The fall-off in the youth movement is both serious and entirely predictable.  Young people tend to turn away from their parents' favorite issues, and today's young people need debt relief and good jobs.  These the Obama Administration has not been able to provide.  For the whole of my adult lifetime the Democratic Party, to say nothing of Democratic media outlets, has been dominated by people who regarded the principles of the New Deal as self-evident truths, even though they did a great deal to help undermine them in practice.  Today's young voters have no memory of the New Deal or Great Society and learned virtually nothing about them in school.  I will always believe that they could have been mobilized behind a real jobs agenda in the first two years of the Obama generation, but that did not happen.  In short, they have no compelling reason to vote Democratic.

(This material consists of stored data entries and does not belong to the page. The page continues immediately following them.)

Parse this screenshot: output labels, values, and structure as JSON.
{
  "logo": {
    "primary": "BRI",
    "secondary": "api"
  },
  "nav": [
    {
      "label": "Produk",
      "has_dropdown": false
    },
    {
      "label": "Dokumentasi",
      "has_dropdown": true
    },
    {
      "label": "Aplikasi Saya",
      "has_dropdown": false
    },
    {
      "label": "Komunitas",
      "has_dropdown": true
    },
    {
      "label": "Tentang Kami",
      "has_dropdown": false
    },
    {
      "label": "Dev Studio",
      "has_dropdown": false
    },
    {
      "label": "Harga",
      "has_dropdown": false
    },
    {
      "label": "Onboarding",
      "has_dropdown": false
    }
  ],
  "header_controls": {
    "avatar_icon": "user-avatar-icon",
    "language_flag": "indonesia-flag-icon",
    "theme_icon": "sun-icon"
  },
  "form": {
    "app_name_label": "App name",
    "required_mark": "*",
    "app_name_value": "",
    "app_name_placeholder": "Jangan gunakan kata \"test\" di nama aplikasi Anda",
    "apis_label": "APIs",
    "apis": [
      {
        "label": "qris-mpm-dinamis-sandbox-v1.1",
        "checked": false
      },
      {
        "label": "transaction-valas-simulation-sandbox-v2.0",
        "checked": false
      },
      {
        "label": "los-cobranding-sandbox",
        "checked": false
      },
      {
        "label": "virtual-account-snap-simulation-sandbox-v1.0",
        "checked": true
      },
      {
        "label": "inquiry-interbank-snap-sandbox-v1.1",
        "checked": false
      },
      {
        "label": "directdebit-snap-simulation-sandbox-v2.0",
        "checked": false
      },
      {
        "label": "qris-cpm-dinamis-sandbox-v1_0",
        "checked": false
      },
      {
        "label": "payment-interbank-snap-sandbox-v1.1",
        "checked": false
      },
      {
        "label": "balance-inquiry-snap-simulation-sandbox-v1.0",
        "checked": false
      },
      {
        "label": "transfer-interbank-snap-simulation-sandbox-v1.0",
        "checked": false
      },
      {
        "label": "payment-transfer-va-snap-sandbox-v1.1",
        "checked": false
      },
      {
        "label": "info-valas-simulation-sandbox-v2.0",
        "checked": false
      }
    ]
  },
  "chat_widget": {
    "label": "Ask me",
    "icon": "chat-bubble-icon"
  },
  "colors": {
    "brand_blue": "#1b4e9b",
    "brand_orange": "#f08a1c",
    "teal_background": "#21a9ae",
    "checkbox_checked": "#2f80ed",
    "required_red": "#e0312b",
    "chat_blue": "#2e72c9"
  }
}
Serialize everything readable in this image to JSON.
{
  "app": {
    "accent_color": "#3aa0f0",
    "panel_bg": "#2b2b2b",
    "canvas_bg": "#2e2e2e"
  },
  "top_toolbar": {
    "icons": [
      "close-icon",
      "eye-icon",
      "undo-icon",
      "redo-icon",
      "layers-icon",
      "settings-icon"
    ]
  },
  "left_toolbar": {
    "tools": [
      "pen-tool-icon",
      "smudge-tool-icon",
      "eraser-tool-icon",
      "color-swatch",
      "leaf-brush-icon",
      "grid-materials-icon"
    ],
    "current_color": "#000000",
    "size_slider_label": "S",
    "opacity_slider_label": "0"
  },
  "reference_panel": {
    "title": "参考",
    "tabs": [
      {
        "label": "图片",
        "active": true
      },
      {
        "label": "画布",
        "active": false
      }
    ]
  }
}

The Republicans need only one more election to ratify the supremacy of their economic ideas and turn them into the new national consensus.  That isn't as easy as it sounds, since they will need an acceptable national candidate.  Perhaps this was always likely.  Republican Boomers on campus and elsewhere felt like an embattled minority in the 1960s and 1970s, and they tried harder while their Democratic counterparts forgot about our parents' legacy.  The Republicans, as I noted on Monday (see below), have waged an unrelenting struggle for their ideas on many fronts at least since the 1980s.   This is their latest success.  It may not be their last one.